Cependant il n’en fit rien, se contentant d’observer Arsène sortir une théorie complètement fumeuse. Il est pas caché dans le placard, au moins... Car je suis plus à ça près là. Quoi ? Mais qui ? Mais non… Y’a personne dans le placard ! Mel avait répondu immédiatement, comme pour tenter de désamorcer la bombe qu’il avait lui-même déposé. Cependant bien sûr, Arsène ne le crut pas et se dirigea tout de même vers le placard. Il soupira largement, alors que l’homme de sa vie continuait de divaguer doucement. « Tu me diras, Môssieur est tellement doué et intelligent qu'il pourrait très bien se trouver sous mon nez que je ne le verrais même pas. Après tout, exploiter son environnement, c'est son truc, hein. Il pourrait bien s'être transformé en armoire. Ou la pile de copie, là, tiens. Voir même cette statuette, là. Ou cette lampe. » Meleager regard les objets finir au sol les uns après les autres et il sentit ses lèvres trembler doucement. En réagissant ainsi, Arsène lui faisait un mal de chien. Certes, il l’avait peut être vraiment mérité, pour autant, il n’aimait pas ça. Aussi après s’être mordu la lèvre jusqu’au sang, il lâcha ! De quoi tu parles hein ? Il sentit le sang couler doucement sur son menton et il l’essuya d’un air rageur alors qu’il reprenait. J'pourrais continuer comme ça longtemps. Tu peux continuer quoi ? Te faire passer pour une victime ! Soit ! Vas y ! Si ça peut te faire te sentir mieux ! Encore une fois, il laissait ses propos dépasser ses pensées et il se mordit de nouveau la lèvre, s’arrachant un petit cri de douleur…

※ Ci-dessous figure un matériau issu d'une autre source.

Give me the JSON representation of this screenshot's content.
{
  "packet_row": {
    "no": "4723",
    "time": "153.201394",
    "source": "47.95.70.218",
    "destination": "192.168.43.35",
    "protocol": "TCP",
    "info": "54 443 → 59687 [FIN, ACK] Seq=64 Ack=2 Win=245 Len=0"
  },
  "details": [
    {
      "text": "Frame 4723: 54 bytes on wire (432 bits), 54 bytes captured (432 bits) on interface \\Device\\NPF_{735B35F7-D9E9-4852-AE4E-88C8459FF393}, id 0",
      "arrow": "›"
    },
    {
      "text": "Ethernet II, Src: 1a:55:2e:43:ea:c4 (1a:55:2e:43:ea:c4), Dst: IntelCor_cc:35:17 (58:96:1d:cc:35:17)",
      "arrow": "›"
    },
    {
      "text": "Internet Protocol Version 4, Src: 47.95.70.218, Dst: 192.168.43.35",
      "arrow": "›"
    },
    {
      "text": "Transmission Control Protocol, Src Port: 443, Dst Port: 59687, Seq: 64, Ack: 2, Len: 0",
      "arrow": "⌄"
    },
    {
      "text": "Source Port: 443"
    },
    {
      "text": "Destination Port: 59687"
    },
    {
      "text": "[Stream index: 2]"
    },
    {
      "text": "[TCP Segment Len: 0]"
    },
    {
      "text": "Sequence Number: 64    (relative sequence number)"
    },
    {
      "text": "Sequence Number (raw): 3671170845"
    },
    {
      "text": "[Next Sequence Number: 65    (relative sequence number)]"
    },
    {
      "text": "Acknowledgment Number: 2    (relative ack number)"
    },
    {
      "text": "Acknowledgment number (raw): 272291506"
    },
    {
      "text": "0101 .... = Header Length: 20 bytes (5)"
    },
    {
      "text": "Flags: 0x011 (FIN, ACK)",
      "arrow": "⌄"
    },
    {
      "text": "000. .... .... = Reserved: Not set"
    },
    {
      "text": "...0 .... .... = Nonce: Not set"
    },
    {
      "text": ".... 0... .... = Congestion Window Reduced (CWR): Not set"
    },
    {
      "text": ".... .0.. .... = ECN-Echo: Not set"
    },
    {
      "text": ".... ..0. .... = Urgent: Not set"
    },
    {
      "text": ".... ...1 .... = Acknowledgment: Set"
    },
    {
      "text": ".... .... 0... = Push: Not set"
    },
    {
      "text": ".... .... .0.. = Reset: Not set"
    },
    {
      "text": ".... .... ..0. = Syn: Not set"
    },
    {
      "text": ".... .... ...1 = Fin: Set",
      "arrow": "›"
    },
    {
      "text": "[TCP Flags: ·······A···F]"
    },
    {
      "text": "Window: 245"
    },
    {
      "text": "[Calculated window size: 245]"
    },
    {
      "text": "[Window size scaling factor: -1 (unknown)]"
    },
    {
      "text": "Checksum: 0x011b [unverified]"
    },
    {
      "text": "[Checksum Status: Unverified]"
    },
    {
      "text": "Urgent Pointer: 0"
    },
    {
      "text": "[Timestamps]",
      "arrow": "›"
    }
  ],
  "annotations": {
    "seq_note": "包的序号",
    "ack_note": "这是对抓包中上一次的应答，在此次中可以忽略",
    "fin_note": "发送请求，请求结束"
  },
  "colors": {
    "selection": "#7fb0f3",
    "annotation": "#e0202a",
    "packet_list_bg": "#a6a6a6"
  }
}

Par les mille putains de Merlin ! Il se recula à son tour, à deux doigts de prendre la fuite, mais finalement s’avança de nouveau, posant ses mains sur le bureau et le regardant avec une attention toute particulière. Je veux pas parler ! Si on parle, on va se dire des choses qui vont nous faire du mal. Et après, on se séparera ! Et je veux pas ! Oui, il avait l’air d’un gamin capricieux, mais c’était la vérité… Et tu sais, j’espérais vraiment que tu sois là pour du sexe sadique… Ca me ferait moins mal ! Hop ! On continue dans la lignée j’dis des trucs débiles and alors ?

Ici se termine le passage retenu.